Though written and assembled over more than a decade, there are throughlines existent within Test Time, Chichester returning to themes such as the power and grace that can be found within love, and the corrupting social and political forces against which these fragile human bonds can provide a degree of comfort. Witness the album-opening “D4,” which registers as something of a dance party at the end of the world, Chichester surveying his broken surroundings but refusing to let these fractures spread within. “You can’t make me feel my hope is gone,” he sings.
Chichester credited this innate pull toward the light to a genetically instilled optimism, joking that while he was born Harold Chichester – a name he shared with his grandfather – his parents began calling him Happy on the first day of his life. “I think it’s just in my nature to try and find some joy,” he said. “And I sort of feel that should be the purpose of life. It can’t all be toil.”
Not that the musician is in any way ignorant of the world’s horrors, which exert their presence on songs such as “Shadowland” (“Stop voting for man that expects support for his abuse,” goes one line) and especially “Knocking at the Door,” an unfiltered expression of disgust that Chichester penned more than a decade ago alongside the late Shawn Smith. “It angers me to see/Such fools to fall for such fools as these,” he sings, a few beats later adding, “Now they’re pumping their fists in victory/Engineering economic slavery/Betting on greed and Jesus.”

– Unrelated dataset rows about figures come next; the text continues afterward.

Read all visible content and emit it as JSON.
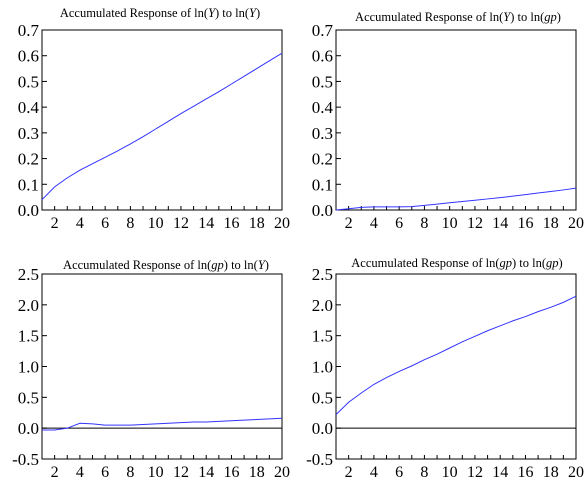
{
  "chart_data": [
    {
      "type": "line",
      "title_parts": [
        {
          "text": "Accumulated Response of ln(",
          "italic": false
        },
        {
          "text": "Y",
          "italic": true
        },
        {
          "text": ") to ln(",
          "italic": false
        },
        {
          "text": "Y",
          "italic": true
        },
        {
          "text": ")",
          "italic": false
        }
      ],
      "xlim": [
        1,
        20
      ],
      "ylim": [
        0,
        0.7
      ],
      "x_ticks": [
        2,
        4,
        6,
        8,
        10,
        12,
        14,
        16,
        18,
        20
      ],
      "y_ticks": [
        "0.0",
        "0.1",
        "0.2",
        "0.3",
        "0.4",
        "0.5",
        "0.6",
        "0.7"
      ],
      "zero_line": false,
      "line_color": "#3333ff",
      "series": [
        {
          "x": [
            1,
            2,
            3,
            4,
            5,
            6,
            7,
            8,
            9,
            10,
            11,
            12,
            13,
            14,
            15,
            16,
            17,
            18,
            19,
            20
          ],
          "values": [
            0.04,
            0.09,
            0.125,
            0.155,
            0.18,
            0.205,
            0.23,
            0.257,
            0.285,
            0.315,
            0.345,
            0.375,
            0.403,
            0.432,
            0.46,
            0.49,
            0.52,
            0.55,
            0.58,
            0.61
          ]
        }
      ]
    },
    {
      "type": "line",
      "title_parts": [
        {
          "text": "Accumulated Response of ln(",
          "italic": false
        },
        {
          "text": "Y",
          "italic": true
        },
        {
          "text": ") to ln(",
          "italic": false
        },
        {
          "text": "gp",
          "italic": true
        },
        {
          "text": ")",
          "italic": false
        }
      ],
      "xlim": [
        1,
        20
      ],
      "ylim": [
        0,
        0.7
      ],
      "x_ticks": [
        2,
        4,
        6,
        8,
        10,
        12,
        14,
        16,
        18,
        20
      ],
      "y_ticks": [
        "0.0",
        "0.1",
        "0.2",
        "0.3",
        "0.4",
        "0.5",
        "0.6",
        "0.7"
      ],
      "zero_line": false,
      "line_color": "#3333ff",
      "series": [
        {
          "x": [
            1,
            2,
            3,
            4,
            5,
            6,
            7,
            8,
            9,
            10,
            11,
            12,
            13,
            14,
            15,
            16,
            17,
            18,
            19,
            20
          ],
          "values": [
            0.0,
            0.005,
            0.01,
            0.012,
            0.012,
            0.012,
            0.013,
            0.018,
            0.023,
            0.028,
            0.033,
            0.038,
            0.043,
            0.048,
            0.054,
            0.06,
            0.066,
            0.072,
            0.078,
            0.085
          ]
        }
      ]
    },
    {
      "type": "line",
      "title_parts": [
        {
          "text": "Accumulated Response of ln(",
          "italic": false
        },
        {
          "text": "gp",
          "italic": true
        },
        {
          "text": ") to ln(",
          "italic": false
        },
        {
          "text": "Y",
          "italic": true
        },
        {
          "text": ")",
          "italic": false
        }
      ],
      "xlim": [
        1,
        20
      ],
      "ylim": [
        -0.5,
        2.5
      ],
      "x_ticks": [
        2,
        4,
        6,
        8,
        10,
        12,
        14,
        16,
        18,
        20
      ],
      "y_ticks": [
        "-0.5",
        "0.0",
        "0.5",
        "1.0",
        "1.5",
        "2.0",
        "2.5"
      ],
      "zero_line": true,
      "line_color": "#3333ff",
      "series": [
        {
          "x": [
            1,
            2,
            3,
            4,
            5,
            6,
            7,
            8,
            9,
            10,
            11,
            12,
            13,
            14,
            15,
            16,
            17,
            18,
            19,
            20
          ],
          "values": [
            -0.03,
            -0.03,
            0.0,
            0.08,
            0.07,
            0.05,
            0.05,
            0.05,
            0.06,
            0.07,
            0.08,
            0.09,
            0.1,
            0.1,
            0.11,
            0.12,
            0.13,
            0.14,
            0.15,
            0.16
          ]
        }
      ]
    },
    {
      "type": "line",
      "title_parts": [
        {
          "text": "Accumulated Response of ln(",
          "italic": false
        },
        {
          "text": "gp",
          "italic": true
        },
        {
          "text": ") to ln(",
          "italic": false
        },
        {
          "text": "gp",
          "italic": true
        },
        {
          "text": ")",
          "italic": false
        }
      ],
      "xlim": [
        1,
        20
      ],
      "ylim": [
        -0.5,
        2.5
      ],
      "x_ticks": [
        2,
        4,
        6,
        8,
        10,
        12,
        14,
        16,
        18,
        20
      ],
      "y_ticks": [
        "-0.5",
        "0.0",
        "0.5",
        "1.0",
        "1.5",
        "2.0",
        "2.5"
      ],
      "zero_line": true,
      "line_color": "#3333ff",
      "series": [
        {
          "x": [
            1,
            2,
            3,
            4,
            5,
            6,
            7,
            8,
            9,
            10,
            11,
            12,
            13,
            14,
            15,
            16,
            17,
            18,
            19,
            20
          ],
          "values": [
            0.22,
            0.42,
            0.57,
            0.71,
            0.82,
            0.92,
            1.01,
            1.11,
            1.2,
            1.3,
            1.4,
            1.49,
            1.58,
            1.66,
            1.74,
            1.81,
            1.89,
            1.96,
            2.04,
            2.14
          ]
        }
      ]
    }
  ]
}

“And it’s interesting, because those words were written in 2014, they’ve become more affirmed by the state of the world. And I really don’t want to gloat, because it’s heartbreaking,” Chichester said. “I don’t want to sound melodramatic, but I really feel like in many ways, by 2020 and 2021, our country had been traumatized, whether people know it or not. And our sense of reality has been so warped and fun-house-mirrored that … it can create this trauma, and it can create nihilistic and despondent feelings. And I’ve always been drawn to artists who take a moment to actually look that awful reality in the eye … and then give us something that helps us. And that could be either a sense of solidarity or comfort in some form. Or maybe it’s just something that makes you get up and shake your ass on the dance floor.”